- Directed by: Lambert Hillyer
- Written by: Lambert Hillyer
- Starring: Buck Jones Loretta Sayers Robert Ellis
- Cinematography: Byron Haskin
- Edited by: Maurice Wright
- Production company: Columbia Pictures
- Distributed by: Columbia Pictures
- Release date: December 3, 1931;
- Running time: 65 minutes
- Country: United States
- Language: English

= The Deadline (film) =

1931 film by Lambert Hillyer

The Deadline is a 1931 American pre-Code Western film directed by Lambert Hillyer and starring Buck Jones and Robert Ellis.
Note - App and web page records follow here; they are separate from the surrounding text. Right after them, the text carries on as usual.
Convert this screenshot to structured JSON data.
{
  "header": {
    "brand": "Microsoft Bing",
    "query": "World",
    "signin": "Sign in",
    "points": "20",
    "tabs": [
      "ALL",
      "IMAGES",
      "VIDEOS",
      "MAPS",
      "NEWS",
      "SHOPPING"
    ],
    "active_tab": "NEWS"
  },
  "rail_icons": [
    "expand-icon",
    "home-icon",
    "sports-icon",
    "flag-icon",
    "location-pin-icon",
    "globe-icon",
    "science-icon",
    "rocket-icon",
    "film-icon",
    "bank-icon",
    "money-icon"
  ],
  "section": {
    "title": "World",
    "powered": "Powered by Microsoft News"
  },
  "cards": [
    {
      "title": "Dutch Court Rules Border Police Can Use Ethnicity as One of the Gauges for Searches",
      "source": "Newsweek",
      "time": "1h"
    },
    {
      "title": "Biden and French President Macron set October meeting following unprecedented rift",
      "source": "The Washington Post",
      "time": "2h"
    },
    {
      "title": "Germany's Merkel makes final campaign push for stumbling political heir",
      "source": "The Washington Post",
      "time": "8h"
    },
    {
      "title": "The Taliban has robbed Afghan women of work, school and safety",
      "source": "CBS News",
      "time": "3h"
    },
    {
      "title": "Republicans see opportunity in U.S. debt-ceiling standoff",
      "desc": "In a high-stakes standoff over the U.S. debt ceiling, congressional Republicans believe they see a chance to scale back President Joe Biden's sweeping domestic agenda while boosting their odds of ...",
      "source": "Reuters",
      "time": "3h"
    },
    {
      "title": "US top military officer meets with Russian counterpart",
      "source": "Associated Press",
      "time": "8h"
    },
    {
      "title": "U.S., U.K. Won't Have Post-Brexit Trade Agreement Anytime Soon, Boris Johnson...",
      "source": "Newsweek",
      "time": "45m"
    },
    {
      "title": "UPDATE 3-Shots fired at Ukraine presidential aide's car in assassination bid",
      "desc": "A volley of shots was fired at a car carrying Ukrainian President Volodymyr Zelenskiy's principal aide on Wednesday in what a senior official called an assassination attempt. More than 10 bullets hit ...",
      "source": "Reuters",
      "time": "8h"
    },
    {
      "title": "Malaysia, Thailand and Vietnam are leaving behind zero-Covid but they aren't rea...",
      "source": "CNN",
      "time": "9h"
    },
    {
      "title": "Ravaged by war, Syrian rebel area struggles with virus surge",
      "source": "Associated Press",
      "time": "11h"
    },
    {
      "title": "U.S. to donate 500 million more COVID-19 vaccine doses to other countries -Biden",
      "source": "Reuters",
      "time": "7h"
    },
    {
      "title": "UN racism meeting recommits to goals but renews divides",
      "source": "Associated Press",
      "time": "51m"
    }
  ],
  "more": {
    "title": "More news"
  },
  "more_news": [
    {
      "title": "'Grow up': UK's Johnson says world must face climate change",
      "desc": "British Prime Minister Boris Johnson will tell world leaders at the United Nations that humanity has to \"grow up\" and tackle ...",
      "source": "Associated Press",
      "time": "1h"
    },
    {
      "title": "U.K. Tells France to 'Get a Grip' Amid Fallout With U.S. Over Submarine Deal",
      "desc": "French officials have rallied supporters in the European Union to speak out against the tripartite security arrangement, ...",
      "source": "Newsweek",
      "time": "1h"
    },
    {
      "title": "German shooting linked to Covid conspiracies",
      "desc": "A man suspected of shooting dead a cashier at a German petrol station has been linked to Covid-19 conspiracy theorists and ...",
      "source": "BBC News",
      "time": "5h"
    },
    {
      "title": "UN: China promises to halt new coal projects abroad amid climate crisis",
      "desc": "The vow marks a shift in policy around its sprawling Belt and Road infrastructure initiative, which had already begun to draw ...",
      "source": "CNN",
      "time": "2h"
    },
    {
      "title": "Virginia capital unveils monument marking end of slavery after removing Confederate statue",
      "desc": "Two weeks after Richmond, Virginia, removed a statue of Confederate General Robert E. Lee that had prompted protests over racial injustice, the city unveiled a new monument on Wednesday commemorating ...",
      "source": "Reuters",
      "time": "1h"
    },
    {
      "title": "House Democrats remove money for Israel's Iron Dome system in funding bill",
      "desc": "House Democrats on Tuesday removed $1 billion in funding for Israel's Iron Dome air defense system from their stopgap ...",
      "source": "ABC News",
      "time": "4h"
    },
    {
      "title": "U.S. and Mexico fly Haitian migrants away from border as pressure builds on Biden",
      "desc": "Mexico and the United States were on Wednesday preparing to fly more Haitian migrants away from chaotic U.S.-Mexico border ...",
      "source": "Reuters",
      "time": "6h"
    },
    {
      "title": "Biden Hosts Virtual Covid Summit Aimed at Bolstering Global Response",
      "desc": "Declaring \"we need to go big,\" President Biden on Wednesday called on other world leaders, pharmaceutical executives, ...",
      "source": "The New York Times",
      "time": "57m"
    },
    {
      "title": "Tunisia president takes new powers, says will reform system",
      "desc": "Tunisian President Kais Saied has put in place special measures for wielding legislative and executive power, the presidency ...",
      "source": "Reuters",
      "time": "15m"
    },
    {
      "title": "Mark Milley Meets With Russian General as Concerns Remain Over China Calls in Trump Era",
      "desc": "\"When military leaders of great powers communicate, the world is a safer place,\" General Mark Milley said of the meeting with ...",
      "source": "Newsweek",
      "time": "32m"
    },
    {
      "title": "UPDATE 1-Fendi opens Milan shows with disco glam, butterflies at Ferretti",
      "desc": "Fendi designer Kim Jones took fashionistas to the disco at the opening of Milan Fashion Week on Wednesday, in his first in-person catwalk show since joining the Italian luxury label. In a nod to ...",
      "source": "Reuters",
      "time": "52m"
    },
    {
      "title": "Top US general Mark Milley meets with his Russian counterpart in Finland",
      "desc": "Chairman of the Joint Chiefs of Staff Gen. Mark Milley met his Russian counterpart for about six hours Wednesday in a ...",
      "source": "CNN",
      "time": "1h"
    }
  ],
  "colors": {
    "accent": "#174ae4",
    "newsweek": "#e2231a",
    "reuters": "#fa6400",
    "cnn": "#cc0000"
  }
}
It was produced and distributed by Columbia Pictures.

==Cast==
- Buck Jones as Buck Donlin (as Charles 'Buck' Jones)
- Loretta Sayers as Helen Evans
- Robert Ellis as Ira Coleman (a.k.a. Clink Durand)
- Ed Brady as Lefty (as Edwin J. Brady)
- G. Raymond Nye as Sheriff Grady
- Knute Erickson as Otto
- George Ernest as Jimmy Evans
- Harry Todd as Chloride
- James Curtis as Shores (uncredited)
- James Farley as Cassiday (uncredited)

==Critical reception==
Variety gave a positive review and wrote, "[the film contains] All the best elements of the good grade of old time western, done effectively with dialog and sound ... It looks like a sure winner ... Story has a world of action, with intricate complications that engage attention and make for suspense." The reviewer also complimented the performances : "Picture has several nicely played types; Loretta Sayers does the heroine vastly better than most young women manage western roles of the kind, and George Ernest does a kid role that will evoke a-a-ahs. Jones himself plays with a good deal of reserve and force, considering the flamboyant role he tackles."